X-ray spectra of hot accretion flows

Abstract

We study radiative properties of hot accretion flows in a general relativistic model with an exact treatment of global Comptonization, developed in our recent works. We note a strong dependence of electron temperature on the strength of magnetic field and we clarify that the underlying mechanism involves the change of the flow structure, with more strongly magnetised flows approaching the slab geometry more closely. We find that the model with thermal synchrotron radiation being the main source of seed photons agrees with the spectral index vs Eddington ratio relation observed in black hole transients below 1 per cent of the Eddington luminosity, LEdd, and models with a weak direct heating of electrons (small delta) are more consistent with observations.

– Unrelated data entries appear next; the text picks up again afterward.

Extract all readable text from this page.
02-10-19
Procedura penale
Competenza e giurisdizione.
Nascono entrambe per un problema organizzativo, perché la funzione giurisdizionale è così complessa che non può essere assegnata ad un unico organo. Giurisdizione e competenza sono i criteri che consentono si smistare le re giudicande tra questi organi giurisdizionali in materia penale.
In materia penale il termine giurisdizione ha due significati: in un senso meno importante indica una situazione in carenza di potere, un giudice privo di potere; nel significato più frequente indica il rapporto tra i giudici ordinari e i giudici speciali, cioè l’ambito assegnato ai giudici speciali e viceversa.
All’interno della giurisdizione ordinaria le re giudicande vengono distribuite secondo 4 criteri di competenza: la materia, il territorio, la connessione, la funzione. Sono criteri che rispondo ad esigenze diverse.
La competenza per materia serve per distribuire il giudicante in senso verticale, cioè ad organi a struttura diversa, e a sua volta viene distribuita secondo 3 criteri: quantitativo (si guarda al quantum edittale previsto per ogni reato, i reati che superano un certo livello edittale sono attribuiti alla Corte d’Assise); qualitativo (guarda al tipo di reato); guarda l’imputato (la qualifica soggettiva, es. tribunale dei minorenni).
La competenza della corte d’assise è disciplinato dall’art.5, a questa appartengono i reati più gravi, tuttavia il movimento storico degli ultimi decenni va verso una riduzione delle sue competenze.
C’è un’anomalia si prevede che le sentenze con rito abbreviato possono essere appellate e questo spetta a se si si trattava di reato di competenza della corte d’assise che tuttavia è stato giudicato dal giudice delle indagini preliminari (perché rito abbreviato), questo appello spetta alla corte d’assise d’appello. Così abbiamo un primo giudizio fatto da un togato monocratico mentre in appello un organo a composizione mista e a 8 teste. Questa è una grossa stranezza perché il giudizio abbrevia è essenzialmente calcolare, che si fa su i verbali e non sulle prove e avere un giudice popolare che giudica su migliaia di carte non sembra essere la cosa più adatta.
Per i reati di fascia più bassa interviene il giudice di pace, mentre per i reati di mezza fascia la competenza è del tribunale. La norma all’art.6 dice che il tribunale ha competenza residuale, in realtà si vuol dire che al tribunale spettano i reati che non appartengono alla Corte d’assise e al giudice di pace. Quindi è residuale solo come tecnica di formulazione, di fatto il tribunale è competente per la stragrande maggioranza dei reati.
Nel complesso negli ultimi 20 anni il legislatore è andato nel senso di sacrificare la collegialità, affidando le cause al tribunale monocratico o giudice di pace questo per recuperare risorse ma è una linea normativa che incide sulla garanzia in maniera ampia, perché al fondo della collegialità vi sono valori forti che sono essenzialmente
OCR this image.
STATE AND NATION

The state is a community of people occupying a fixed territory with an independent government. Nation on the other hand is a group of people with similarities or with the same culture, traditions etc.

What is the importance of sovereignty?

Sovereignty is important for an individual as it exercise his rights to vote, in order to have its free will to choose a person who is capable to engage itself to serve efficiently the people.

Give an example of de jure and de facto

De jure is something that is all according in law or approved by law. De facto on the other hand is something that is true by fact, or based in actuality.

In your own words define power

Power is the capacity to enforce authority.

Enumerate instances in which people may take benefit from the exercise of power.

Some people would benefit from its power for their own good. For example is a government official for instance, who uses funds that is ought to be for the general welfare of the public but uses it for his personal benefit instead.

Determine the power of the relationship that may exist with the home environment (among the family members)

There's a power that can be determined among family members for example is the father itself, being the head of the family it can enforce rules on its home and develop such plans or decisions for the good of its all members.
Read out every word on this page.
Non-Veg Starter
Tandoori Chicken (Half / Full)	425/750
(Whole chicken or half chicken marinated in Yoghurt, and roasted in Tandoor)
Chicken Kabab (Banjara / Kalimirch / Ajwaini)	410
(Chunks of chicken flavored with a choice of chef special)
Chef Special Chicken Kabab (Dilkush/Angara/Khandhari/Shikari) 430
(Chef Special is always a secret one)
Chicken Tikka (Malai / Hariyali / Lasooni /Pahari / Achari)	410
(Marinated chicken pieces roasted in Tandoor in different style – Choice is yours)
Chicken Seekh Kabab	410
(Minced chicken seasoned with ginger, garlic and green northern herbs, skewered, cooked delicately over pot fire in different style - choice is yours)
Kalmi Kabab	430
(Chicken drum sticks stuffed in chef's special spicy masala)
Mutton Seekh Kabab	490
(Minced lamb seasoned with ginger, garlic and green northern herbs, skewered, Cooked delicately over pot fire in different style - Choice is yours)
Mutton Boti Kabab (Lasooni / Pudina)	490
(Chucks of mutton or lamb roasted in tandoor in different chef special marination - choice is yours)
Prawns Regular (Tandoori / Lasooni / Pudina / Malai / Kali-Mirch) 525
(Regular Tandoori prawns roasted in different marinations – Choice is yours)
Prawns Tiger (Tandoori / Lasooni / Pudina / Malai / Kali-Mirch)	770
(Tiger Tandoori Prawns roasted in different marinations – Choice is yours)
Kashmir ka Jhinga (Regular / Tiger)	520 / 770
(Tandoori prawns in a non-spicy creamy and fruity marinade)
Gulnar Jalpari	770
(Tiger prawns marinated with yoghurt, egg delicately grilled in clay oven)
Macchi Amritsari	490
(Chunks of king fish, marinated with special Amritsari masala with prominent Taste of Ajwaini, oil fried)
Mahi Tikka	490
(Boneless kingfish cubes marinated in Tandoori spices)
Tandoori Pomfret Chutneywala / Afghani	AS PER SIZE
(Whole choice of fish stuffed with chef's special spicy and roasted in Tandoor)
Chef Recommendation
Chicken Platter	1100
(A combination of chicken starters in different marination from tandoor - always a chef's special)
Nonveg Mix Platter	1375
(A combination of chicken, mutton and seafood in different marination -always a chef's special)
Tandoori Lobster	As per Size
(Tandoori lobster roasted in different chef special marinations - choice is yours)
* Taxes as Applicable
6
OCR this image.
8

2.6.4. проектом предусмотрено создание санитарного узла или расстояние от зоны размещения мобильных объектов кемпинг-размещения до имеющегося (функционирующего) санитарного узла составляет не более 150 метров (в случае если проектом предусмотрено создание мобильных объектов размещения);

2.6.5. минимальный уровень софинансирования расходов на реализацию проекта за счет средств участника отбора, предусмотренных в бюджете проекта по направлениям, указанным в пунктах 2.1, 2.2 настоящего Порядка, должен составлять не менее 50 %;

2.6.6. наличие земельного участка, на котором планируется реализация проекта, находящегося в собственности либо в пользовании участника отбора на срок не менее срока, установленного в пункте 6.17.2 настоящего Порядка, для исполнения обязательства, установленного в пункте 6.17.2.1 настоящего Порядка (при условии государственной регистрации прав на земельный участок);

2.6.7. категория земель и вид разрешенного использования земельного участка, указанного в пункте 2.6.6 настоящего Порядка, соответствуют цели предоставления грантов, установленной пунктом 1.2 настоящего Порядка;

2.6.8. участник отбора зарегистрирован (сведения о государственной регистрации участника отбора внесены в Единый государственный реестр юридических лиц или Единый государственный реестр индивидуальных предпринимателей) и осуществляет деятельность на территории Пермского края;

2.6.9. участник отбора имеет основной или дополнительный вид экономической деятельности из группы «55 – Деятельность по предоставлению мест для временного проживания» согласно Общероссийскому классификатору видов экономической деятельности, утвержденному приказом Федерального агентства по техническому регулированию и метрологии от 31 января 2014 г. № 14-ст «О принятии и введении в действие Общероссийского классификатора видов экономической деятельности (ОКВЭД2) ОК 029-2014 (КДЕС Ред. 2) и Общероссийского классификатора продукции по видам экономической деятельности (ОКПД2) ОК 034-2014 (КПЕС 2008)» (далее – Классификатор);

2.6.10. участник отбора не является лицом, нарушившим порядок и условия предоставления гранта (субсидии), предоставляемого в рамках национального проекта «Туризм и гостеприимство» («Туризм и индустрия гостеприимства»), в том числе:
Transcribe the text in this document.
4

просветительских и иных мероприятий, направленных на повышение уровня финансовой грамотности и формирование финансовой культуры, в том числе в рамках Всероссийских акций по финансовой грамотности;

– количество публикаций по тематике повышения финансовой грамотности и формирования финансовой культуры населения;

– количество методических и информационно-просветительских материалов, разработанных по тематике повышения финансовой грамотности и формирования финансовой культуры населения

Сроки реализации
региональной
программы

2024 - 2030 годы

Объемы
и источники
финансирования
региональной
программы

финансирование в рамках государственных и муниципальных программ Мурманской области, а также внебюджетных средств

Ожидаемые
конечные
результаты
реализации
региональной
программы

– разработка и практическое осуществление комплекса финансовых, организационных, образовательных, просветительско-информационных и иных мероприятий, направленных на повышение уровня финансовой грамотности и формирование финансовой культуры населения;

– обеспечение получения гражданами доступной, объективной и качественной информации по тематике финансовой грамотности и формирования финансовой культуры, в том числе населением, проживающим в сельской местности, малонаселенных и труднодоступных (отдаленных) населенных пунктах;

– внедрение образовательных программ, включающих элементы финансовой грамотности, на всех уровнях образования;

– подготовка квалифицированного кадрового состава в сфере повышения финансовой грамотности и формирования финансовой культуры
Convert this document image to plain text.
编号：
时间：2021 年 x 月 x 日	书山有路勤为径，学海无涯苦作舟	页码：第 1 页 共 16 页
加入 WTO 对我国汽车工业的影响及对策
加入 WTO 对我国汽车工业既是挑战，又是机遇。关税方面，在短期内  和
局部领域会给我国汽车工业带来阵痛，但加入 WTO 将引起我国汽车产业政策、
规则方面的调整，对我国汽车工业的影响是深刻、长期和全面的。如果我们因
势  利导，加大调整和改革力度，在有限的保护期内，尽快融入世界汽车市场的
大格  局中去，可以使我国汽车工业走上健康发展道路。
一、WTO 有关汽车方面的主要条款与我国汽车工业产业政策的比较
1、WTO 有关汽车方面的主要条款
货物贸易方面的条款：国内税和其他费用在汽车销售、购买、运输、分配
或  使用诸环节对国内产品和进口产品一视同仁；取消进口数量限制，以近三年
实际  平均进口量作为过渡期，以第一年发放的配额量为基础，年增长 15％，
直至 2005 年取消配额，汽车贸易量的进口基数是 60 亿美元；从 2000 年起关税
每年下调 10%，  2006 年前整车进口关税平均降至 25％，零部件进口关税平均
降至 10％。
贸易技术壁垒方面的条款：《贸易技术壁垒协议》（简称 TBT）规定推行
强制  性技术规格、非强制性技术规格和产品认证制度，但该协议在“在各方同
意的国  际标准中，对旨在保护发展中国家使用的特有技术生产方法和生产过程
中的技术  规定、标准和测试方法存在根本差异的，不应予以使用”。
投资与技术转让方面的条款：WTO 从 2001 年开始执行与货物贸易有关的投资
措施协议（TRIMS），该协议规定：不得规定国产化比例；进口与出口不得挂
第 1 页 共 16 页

Models with large delta predict slightly too soft spectra, furthermore, they strongly overpredict electron temperatures at ~0.01 LEdd. The low-luminosity spectra, at <0.001 LEdd, deviate from a power-law shape in the soft X-ray range and we note that the first-scattering bump often resembles a thermal like component, with the temperature of a few hundred eV, superimposed on a power-law spectrum. The model with thermal Comptonization of thermal synchrotron radiation does not agree with well studied AGNs observed below ~0.01 LEdd, for which there is a substantial evidence for the lack of an inner cold disc. This indicates that the model of hot flows powering AGNs should be revised, possibly by taking into account an additional (but internal to the flow) source of seed photons.